Sakila DVD Rental database Analysis

Introduction

In this project, we have queried the Sakila DVD Rental database. The Sakila Database holds information about a company that rents movie DVDs. For this project, we have queried the database to gain an understanding of the customer base, such as what the patterns in movie watching are across different customer groups, how they compare on payment earnings, and how the stores compare in their performance. For assistance in the queries, the schema for the DVD Rental database was used as given in the dvd-rental-erd-2.pdf.

Local Environment Setup

Follow the steps provided below to setup the local environment with PostgreSQL and database

Step 1. Downloading PostgreSQL

First, we will need to install PostgreSQL on your local machine. The instructions below provide detailed description of the steps we need to take.

Installing PostgreSQL for Windows:

http://www.postgresqltutorial.com/install-postgresql/

Installing PostgreSQL for Mac OS:

https://www.postgresql.org/download/macosx/

Note: We need to write down the database superuser (postgres) password as we will need it to create the Sakila database once we have installed the PostgreSQL server.

Step 2. Downloading Sakila database

Once PostgreSQL server is installed, we will need to download the Movie database from this page: PostgreSQL Sample Database

Scroll down and click on the orange "Download DVD Rental Sample Database" button.

This will download a zipped file, and you will need to extract the dvdrental.tar file.

Step 3. Loading database

The next step is to load the DVD Rental database into our PostgreSQL server on our machine. We recommend using the PgAdmin tool. We can find the instructions to do so on the following link: Load PostgreSQL Sample Database.

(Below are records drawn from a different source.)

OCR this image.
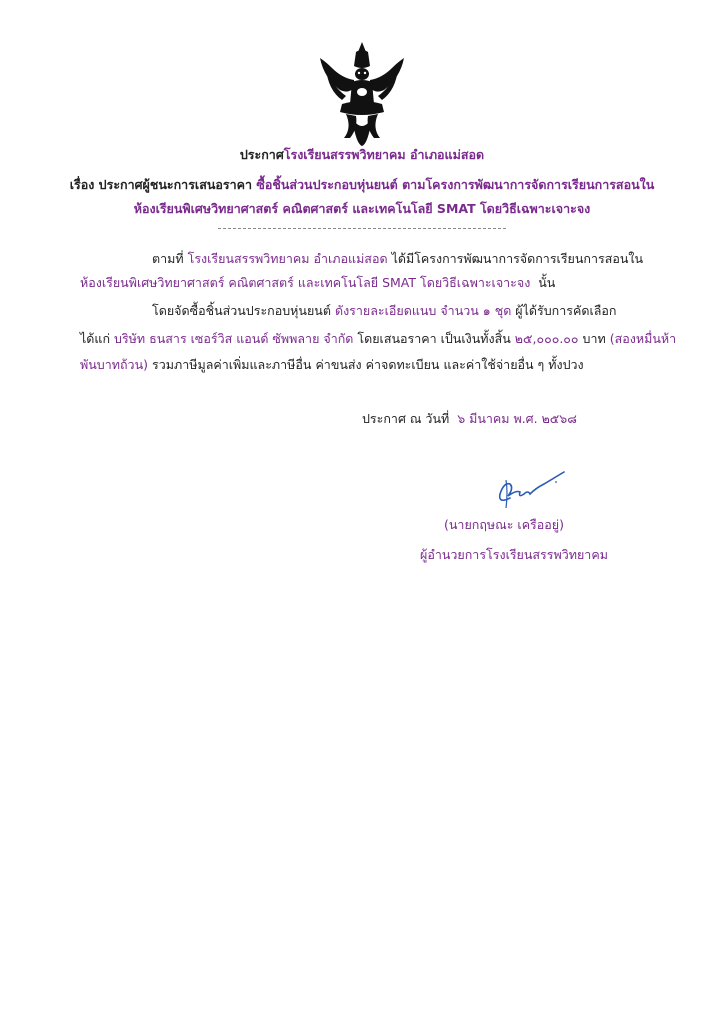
ประกาศโรงเรียนสรรพวิทยาคม อำเภอแม่สอด
เรื่อง ประกาศผู้ชนะการเสนอราคา ซื้อชิ้นส่วนประกอบหุ่นยนต์ ตามโครงการพัฒนาการจัดการเรียนการสอนใน
ห้องเรียนพิเศษวิทยาศาสตร์ คณิตศาสตร์ และเทคโนโลยี SMAT โดยวิธีเฉพาะเจาะจง
ตามที่ โรงเรียนสรรพวิทยาคม อำเภอแม่สอด ได้มีโครงการพัฒนาการจัดการเรียนการสอนใน
ห้องเรียนพิเศษวิทยาศาสตร์ คณิตศาสตร์ และเทคโนโลยี SMAT โดยวิธีเฉพาะเจาะจง นั้น
โดยจัดซื้อชิ้นส่วนประกอบหุ่นยนต์ ดังรายละเอียดแนบ จำนวน ๑ ชุด ผู้ได้รับการคัดเลือก
ได้แก่ บริษัท ธนสาร เซอร์วิส แอนด์ ซัพพลาย จำกัด โดยเสนอราคา เป็นเงินทั้งสิ้น ๒๕,๐๐๐.๐๐ บาท (สองหมื่นห้า
พันบาทถ้วน) รวมภาษีมูลค่าเพิ่มและภาษีอื่น ค่าขนส่ง ค่าจดทะเบียน และค่าใช้จ่ายอื่น ๆ ทั้งปวง
ประกาศ ณ วันที่ ๖ มีนาคม พ.ศ. ๒๕๖๘
(นายกฤษณะ เครืออยู่)
ผู้อำนวยการโรงเรียนสรรพวิทยาคม
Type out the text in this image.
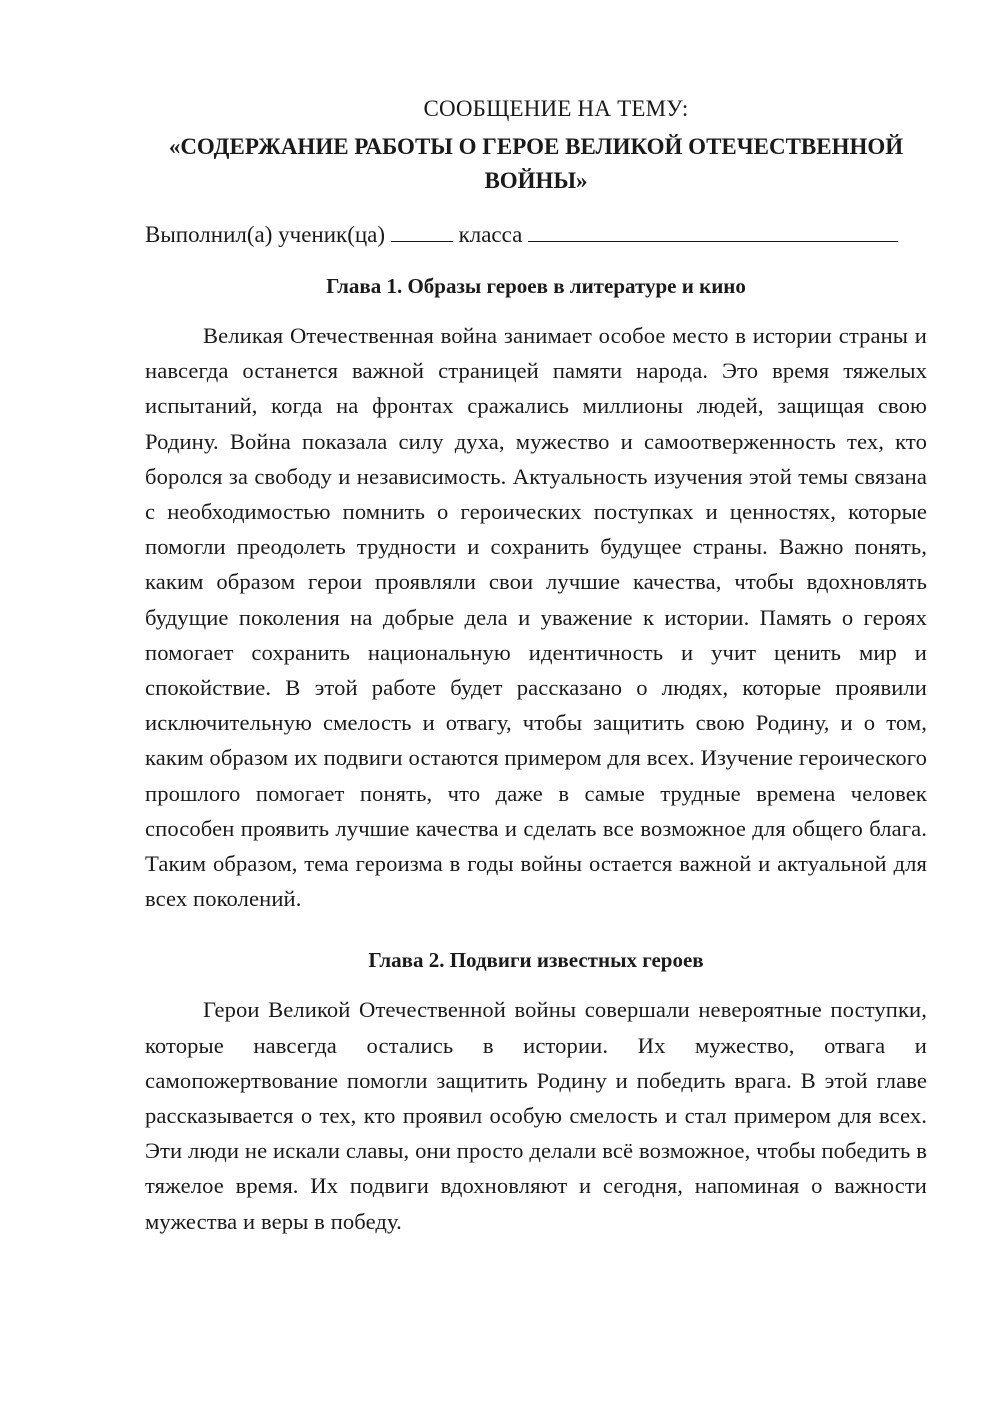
СООБЩЕНИЕ НА ТЕМУ:

«СОДЕРЖАНИЕ РАБОТЫ О ГЕРОЕ ВЕЛИКОЙ ОТЕЧЕСТВЕННОЙ ВОЙНЫ»

Выполнил(а) ученик(ца)	класса

Глава 1. Образы героев в литературе и кино

Великая Отечественная война занимает особое место в истории страны и навсегда останется важной страницей памяти народа. Это время тяжелых испытаний, когда на фронтах сражались миллионы людей, защищая свою Родину. Война показала силу духа, мужество и самоотверженность тех, кто боролся за свободу и независимость. Актуальность изучения этой темы связана с необходимостью помнить о героических поступках и ценностях, которые помогли преодолеть трудности и сохранить будущее страны. Важно понять, каким образом герои проявляли свои лучшие качества, чтобы вдохновлять будущие поколения на добрые дела и уважение к истории. Память о героях помогает сохранить национальную идентичность и учит ценить мир и спокойствие. В этой работе будет рассказано о людях, которые проявили исключительную смелость и отвагу, чтобы защитить свою Родину, и о том, каким образом их подвиги остаются примером для всех. Изучение героического прошлого помогает понять, что даже в самые трудные времена человек способен проявить лучшие качества и сделать все возможное для общего блага. Таким образом, тема героизма в годы войны остается важной и актуальной для всех поколений.

Глава 2. Подвиги известных героев

Герои Великой Отечественной войны совершали невероятные поступки, которые навсегда остались в истории. Их мужество, отвага и самопожертвование помогли защитить Родину и победить врага. В этой главе рассказывается о тех, кто проявил особую смелость и стал примером для всех. Эти люди не искали славы, они просто делали всё возможное, чтобы победить в тяжелое время. Их подвиги вдохновляют и сегодня, напоминая о важности мужества и веры в победу.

The instructions are down ⅓ on this page under the header “Load the DVD Rental database using pgAdmin tool” .

Now, we need to follow the instructions all the way through the header titled "Verify the loaded sample database."

Once we have followed the instructions through the end of "Verify the loaded sample database.", we have now loaded the dvdrental sample database into our local PostgreSQL database server.

Step 4. Connecting back to the PostgreSQL server:

Now, we will relaunch PgAdmin III and click on the PostgreSQL server within the Object browser and enter our superuser (postgres) password.

Step 5. Connecting to the DVD rental database:

Next, we will click on the plus sign next to Databases to access the DVD rental database.

Step 6. Choose the DVD Rental database

Choose the dvdrental database under Databases.

We are now linked to the DVD rental database.

Step 7. Running Queries on your dvdrental database

Now, we are ready to run some queries. For that, we need to click on the SQL icon with a magnifying glass

Questions to work upon for analysis

Question 1

We want to understand more about the movies that families are watching. The following categories are considered family movies: Animation, Children, Classics, Comedy, Family and Music.

Create a query that lists each movie, the film category it is classified in, and the number of times it has been rented out.

Question 2

Now we need to know how the length of rental duration of these family-friendly movies compares to the duration that all movies are rented for. Can you provide a table with the movie titles and divide them into 4 levels (first_quarter, second_quarter, third_quarter, and final_quarter) based on the quartiles (25%, 50%, 75%) of the rental duration for movies across all categories? Make sure to also indicate the category that these family-friendly movies fall into.

Question 3

Finally, provide a table with the family-friendly film category, each of the quartiles, and the corresponding count of movies within each combination of film category for each corresponding rental duration category. The resulting table should have three columns:

  • Category
  • Rental length category
  • Count

Question 4

We would like to know who were our top 10 paying customers, how many payments they made on a monthly basis during 2007, and what was the amount of the monthly payments. Can you write a query to capture the customer name, month and year of payment, and total payment amount for each month by these top 10 paying customers?